It's 2010. The Blackberry browser blows. It's unintuitive, slow, and just janky all around. It will get better when Blackberry introduces their Webkit based browser but for now this is without a doubt the worst stock browser in the smartphone space. Compare it to any other smartphone browser and it simply doesn't hold a candle. Browsing the web without a touchscreen just isn't as efficient to us Android users. Fix now.

The 'Crack'

I was always under the impression that Blackberry can build a community like no other smartphone can. And that's true because every Blackberry is inherently tied to every other Blackberry because of how it's set up as a device. And things like BBM and push e-mail certainly help it's addictive nature but really Blackberrys--Crackberrys--are more than just that. It's the fact that everything on a Blackberry is geared toward staying connected to one another. The keyboard allows for wonderfully quick typing. The e-mail is instant communication. The notification light keeps the Blackberry within an arm's reach. The OS is super fast. BBM makes everyone feel together. Everything in a Blackberry is the 'crack'. The BBOS is limited to be sure, but I'm not afraid to say that Blackberry is the most unique smartphone platform available. Those who use and love Blackberrys just won't find the same experience on another device.

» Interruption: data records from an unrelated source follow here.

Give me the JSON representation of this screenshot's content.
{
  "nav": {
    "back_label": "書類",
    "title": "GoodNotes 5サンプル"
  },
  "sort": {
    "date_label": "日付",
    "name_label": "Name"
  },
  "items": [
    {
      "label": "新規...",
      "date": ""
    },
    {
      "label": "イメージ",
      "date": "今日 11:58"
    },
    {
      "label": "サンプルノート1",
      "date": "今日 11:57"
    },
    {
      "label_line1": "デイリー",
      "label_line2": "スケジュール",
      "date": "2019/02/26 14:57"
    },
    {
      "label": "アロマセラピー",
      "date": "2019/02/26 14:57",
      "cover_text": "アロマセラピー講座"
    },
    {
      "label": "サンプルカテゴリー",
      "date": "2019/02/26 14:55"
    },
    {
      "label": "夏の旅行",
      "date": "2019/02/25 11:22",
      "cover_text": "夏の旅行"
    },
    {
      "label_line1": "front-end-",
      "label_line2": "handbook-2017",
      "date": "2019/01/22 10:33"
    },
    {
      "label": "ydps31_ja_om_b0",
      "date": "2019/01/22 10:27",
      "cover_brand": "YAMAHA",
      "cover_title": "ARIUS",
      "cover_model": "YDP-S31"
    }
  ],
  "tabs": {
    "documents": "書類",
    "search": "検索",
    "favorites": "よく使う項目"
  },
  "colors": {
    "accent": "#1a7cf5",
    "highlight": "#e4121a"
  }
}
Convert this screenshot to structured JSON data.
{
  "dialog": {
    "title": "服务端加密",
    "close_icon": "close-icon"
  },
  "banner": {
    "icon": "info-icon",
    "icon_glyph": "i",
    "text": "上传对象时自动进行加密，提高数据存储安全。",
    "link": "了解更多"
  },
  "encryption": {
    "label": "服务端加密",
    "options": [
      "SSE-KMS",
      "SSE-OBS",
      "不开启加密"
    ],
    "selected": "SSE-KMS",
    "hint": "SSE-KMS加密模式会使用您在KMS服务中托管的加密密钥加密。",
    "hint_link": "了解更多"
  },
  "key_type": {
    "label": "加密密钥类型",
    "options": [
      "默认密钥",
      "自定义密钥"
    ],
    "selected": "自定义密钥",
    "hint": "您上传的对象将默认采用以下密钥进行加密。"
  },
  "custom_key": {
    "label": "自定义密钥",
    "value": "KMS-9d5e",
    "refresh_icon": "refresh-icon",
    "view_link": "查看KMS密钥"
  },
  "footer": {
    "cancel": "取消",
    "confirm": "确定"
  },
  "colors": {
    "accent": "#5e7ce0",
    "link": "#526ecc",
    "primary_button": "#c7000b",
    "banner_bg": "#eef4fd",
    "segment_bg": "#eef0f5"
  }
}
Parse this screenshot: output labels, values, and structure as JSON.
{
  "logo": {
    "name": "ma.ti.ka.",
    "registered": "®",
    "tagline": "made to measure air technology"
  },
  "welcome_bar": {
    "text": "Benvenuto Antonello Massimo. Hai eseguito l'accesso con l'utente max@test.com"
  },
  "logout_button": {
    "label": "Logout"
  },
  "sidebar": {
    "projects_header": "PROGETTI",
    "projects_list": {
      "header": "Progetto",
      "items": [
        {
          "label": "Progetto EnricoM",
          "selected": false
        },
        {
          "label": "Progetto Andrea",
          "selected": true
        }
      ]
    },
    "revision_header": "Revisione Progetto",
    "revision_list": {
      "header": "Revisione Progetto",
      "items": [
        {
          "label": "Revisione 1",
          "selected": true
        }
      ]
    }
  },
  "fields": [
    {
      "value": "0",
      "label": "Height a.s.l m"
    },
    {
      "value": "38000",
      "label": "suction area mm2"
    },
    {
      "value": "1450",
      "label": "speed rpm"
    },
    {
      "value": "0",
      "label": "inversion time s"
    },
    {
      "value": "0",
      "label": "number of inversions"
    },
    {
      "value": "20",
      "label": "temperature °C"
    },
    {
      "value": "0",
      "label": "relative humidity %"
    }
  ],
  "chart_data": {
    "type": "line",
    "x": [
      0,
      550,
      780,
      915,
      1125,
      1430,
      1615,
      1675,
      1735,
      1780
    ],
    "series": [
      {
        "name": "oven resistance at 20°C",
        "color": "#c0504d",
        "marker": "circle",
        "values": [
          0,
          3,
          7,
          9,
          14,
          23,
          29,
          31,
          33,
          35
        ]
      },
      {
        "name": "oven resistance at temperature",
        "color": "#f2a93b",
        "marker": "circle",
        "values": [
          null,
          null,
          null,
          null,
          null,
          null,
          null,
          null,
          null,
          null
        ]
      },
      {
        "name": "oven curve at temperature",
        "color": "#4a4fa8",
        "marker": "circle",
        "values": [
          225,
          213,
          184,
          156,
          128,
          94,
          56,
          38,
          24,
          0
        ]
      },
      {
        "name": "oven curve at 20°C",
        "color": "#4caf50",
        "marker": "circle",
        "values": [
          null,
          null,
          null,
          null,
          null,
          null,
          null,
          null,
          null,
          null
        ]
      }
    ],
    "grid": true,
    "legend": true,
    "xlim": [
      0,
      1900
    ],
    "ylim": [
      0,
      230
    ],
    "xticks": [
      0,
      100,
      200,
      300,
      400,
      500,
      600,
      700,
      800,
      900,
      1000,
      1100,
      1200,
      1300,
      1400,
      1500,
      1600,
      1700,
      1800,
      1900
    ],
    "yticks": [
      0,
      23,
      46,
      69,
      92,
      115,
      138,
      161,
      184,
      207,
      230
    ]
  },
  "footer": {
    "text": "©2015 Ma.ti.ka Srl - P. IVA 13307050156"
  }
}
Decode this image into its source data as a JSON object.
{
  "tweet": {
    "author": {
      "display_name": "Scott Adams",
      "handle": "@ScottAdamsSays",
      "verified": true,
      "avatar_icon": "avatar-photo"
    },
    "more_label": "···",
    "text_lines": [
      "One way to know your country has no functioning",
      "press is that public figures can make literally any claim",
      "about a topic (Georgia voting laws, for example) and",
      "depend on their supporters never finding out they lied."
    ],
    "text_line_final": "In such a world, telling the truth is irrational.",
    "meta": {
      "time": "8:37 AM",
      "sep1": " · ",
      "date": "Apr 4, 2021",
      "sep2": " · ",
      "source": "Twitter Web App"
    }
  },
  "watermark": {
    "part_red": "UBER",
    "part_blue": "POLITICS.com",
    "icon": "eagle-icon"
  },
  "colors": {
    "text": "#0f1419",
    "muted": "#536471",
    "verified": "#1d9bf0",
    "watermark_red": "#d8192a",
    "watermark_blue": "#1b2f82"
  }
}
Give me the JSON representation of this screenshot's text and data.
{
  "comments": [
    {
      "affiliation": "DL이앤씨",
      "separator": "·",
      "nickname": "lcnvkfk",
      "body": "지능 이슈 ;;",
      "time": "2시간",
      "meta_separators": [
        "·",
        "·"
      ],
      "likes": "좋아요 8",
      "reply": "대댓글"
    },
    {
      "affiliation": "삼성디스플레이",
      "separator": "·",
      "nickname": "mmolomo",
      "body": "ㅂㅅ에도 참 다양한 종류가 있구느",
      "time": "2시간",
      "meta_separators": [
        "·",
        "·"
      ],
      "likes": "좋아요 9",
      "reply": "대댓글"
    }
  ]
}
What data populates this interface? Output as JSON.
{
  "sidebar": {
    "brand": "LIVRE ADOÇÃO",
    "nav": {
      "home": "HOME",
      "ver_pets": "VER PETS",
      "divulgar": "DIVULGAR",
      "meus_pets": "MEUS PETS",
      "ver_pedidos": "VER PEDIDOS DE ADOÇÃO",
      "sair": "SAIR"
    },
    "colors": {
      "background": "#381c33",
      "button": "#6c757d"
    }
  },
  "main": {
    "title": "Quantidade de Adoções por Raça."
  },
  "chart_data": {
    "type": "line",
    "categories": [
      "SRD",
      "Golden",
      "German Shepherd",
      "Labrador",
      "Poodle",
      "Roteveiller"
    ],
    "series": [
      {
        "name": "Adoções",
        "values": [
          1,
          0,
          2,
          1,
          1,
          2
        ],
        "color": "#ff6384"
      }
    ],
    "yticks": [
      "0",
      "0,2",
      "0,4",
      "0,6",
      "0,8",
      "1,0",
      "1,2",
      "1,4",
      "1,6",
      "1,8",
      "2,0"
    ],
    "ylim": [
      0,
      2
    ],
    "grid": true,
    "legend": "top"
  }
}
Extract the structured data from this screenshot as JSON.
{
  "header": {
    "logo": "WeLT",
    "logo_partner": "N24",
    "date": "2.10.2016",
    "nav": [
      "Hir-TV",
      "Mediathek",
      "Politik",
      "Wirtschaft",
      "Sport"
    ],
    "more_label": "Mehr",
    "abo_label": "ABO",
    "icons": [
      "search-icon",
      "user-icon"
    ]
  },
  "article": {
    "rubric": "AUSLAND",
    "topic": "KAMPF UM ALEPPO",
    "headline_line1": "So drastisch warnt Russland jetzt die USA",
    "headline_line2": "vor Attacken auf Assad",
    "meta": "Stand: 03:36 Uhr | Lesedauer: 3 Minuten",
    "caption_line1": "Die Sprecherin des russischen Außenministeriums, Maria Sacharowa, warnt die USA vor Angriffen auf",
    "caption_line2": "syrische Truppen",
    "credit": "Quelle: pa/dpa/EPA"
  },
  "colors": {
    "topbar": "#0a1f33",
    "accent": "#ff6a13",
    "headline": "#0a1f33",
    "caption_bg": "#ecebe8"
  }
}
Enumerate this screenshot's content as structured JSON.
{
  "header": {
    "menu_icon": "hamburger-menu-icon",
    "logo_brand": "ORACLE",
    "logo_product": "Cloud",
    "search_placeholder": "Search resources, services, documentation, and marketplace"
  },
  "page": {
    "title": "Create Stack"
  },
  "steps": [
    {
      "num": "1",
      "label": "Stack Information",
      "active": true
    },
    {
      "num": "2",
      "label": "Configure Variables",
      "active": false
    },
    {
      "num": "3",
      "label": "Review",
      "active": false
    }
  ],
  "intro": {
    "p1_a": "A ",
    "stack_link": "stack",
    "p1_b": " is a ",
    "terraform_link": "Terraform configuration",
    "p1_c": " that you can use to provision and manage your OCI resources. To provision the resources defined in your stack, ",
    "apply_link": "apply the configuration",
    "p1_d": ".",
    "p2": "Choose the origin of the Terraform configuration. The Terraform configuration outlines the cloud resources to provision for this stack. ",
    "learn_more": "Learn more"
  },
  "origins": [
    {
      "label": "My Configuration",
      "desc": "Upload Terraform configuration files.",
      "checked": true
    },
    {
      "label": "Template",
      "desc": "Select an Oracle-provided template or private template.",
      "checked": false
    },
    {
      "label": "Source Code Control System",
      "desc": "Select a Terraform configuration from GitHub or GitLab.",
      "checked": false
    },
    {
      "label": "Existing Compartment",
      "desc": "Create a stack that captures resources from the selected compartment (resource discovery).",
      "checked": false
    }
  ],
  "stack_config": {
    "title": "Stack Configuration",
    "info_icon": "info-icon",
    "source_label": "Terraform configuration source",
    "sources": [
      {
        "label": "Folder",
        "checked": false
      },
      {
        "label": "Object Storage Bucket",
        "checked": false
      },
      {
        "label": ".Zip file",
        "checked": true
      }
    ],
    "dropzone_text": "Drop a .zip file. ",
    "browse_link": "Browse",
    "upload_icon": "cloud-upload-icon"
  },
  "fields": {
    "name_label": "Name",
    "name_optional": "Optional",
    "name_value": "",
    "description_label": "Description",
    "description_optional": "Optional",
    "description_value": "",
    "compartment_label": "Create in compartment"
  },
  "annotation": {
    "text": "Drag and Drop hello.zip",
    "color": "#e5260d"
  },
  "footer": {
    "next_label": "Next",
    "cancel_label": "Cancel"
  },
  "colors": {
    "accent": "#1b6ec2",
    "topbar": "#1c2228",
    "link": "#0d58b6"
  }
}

And the Blackberry as we know it is iconic. From the Curve 8310 of the very first Round Robin to the Bold 9700 of this year's, a Blackberry user is at home with both devices. If you've used a Blackberry, you can use any Blackberry. There's nothing that is so drastically different from device to device. And I'm jealous of that--with Android we get so many different form factors and different software built on top of our OS that you have to almost re-learn an Android device every time. RIM makes sure every Blackberry user can easily pick up any Blackberry and just go.

To analogize it, Blackberry is really the McDonalds of smartphones. Sure it may not be the highest quality of food or offer the most variety but it's always consistent. You eat at McDonald's in California or in Florida or in New York or even in Canada, you know what to expect. That's Blackberry--from the Curves to the Bolds--it might not offer the highest quality of experience or different form factors but you know what to expect. And really, that's saying something. In order to build a device that's consistently better each year but still falls in line with previous iterations, that means you absolutely built a great base to build on. That's where the 'crack' lies, at the core base of Blackberry. No other phone matches its nod to its history.

Final Thoughts

If you're a reader of CrackBerry.com, you should be well aware of Crackberry Kevin's Hierarchy of Smartphone Needs. If you haven't heard of it, go read it and take it in. We're sure that your pyramid of needs is different from his but a lot of it makes sense. Your device should fit your priorities. If you're a heavy Google user invested in Google Voice, Gmail, and the like, Android is really your best bet. If it's strict, fast and quick communication that you need, Blackberry makes a great case for itself. If AT&T doesn't work for you, don't get an AT&T phone. And so on.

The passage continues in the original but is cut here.